Page 1 of 1

compiler optimization - With MMX/SSE or without

Posted: Mon Apr 28, 2014 5:08 am
by dlarudgus20
As we know, until we write floating-point support to our OS, we should disable using these when we use compile optimization. (e.g.

Code: Select all

-O3 -mno-mmx -mno-sse -mno-sse2 -mno-sse3
)

But after supporting floating-point, it's good for speed to enable these? Of course, they are used when compiler thinks it's good for speed. But if we use these, OS should perform saving/restoring MMX register.

Despite OS's overhead, using MMX/SSE is good for speed? or not? All your advice will be appreciated.

Re: compiler optimization - With MMX/SSE or without

Posted: Mon Apr 28, 2014 5:21 am
by sortie

Code: Select all

-mno-mmx -mno-sse -mno-sse2 -mno-sse3
Note that compilers like i686-elf doesn't enable any of those by default. Only x86_64 compilers do because x86_64 requires MMX, SSE and SSE2 (I think, look it up) to be available, so the compiler assumes they are.

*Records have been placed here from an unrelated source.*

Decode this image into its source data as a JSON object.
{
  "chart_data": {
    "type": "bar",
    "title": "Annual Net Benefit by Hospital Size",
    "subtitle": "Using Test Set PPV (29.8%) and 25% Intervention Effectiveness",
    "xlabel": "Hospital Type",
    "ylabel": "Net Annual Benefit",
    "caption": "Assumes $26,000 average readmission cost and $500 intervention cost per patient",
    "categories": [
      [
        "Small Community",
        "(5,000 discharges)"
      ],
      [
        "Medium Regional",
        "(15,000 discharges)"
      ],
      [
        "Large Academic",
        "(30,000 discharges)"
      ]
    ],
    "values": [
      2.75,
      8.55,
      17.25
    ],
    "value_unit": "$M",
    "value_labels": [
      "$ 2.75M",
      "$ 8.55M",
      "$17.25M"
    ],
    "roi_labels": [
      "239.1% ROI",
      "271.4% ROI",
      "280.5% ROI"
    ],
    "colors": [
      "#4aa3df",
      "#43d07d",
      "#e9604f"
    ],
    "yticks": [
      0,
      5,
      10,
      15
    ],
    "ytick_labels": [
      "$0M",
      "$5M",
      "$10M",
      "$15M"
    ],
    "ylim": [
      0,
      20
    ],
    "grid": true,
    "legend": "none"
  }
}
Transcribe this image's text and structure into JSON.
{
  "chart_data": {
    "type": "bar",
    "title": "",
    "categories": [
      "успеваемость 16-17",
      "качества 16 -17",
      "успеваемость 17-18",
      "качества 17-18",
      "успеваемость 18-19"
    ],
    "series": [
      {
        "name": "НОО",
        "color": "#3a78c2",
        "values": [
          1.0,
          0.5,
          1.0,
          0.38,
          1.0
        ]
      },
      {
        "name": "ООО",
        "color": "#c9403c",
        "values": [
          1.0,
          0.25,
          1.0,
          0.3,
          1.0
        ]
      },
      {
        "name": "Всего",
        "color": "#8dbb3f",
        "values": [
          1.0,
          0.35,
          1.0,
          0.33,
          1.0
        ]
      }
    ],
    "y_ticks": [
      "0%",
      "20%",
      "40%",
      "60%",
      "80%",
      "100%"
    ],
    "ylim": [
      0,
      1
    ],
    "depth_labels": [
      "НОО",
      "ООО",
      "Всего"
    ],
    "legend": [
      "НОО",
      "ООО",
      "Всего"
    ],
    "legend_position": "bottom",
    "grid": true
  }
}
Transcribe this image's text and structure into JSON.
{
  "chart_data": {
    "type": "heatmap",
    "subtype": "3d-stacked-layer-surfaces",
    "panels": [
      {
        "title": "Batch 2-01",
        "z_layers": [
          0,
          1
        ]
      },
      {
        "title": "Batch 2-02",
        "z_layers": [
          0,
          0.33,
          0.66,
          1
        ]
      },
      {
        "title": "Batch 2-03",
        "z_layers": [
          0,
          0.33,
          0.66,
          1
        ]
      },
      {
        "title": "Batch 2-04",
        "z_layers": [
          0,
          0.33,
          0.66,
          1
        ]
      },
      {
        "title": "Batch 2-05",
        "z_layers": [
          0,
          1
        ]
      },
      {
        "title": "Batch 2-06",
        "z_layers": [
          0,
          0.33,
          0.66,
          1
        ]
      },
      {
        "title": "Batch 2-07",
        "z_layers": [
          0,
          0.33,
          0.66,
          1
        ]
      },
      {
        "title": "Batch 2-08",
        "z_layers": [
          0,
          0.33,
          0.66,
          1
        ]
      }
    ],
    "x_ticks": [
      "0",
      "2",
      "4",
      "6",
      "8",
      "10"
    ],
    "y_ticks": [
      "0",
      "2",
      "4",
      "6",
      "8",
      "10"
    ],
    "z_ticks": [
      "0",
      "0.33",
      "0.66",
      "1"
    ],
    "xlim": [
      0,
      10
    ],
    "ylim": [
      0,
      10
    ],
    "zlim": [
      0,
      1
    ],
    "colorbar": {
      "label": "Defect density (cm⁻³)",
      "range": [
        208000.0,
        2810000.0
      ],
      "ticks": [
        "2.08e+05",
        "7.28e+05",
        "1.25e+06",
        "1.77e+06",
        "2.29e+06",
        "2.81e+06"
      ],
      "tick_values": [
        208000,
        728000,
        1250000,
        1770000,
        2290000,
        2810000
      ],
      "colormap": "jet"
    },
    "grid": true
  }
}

There is absolutely nothing wrong with using floating point registers in the kernel and removing those. However, that means your interrupt handlers should take care not to overwrite the values and reset the floating point environment to a safe state. Usually, you don't really need floating point stuff in a kernel and can do without.

Re: compiler optimization - With MMX/SSE or without

Posted: Mon Apr 28, 2014 5:35 am
by dlarudgus20
Sometimes compiler use these for optimization. (I have got a bug because of this before http://stackoverflow.com/questions/1961 ... 0-register :cry: )

My question is whether that is really helpful for optimization...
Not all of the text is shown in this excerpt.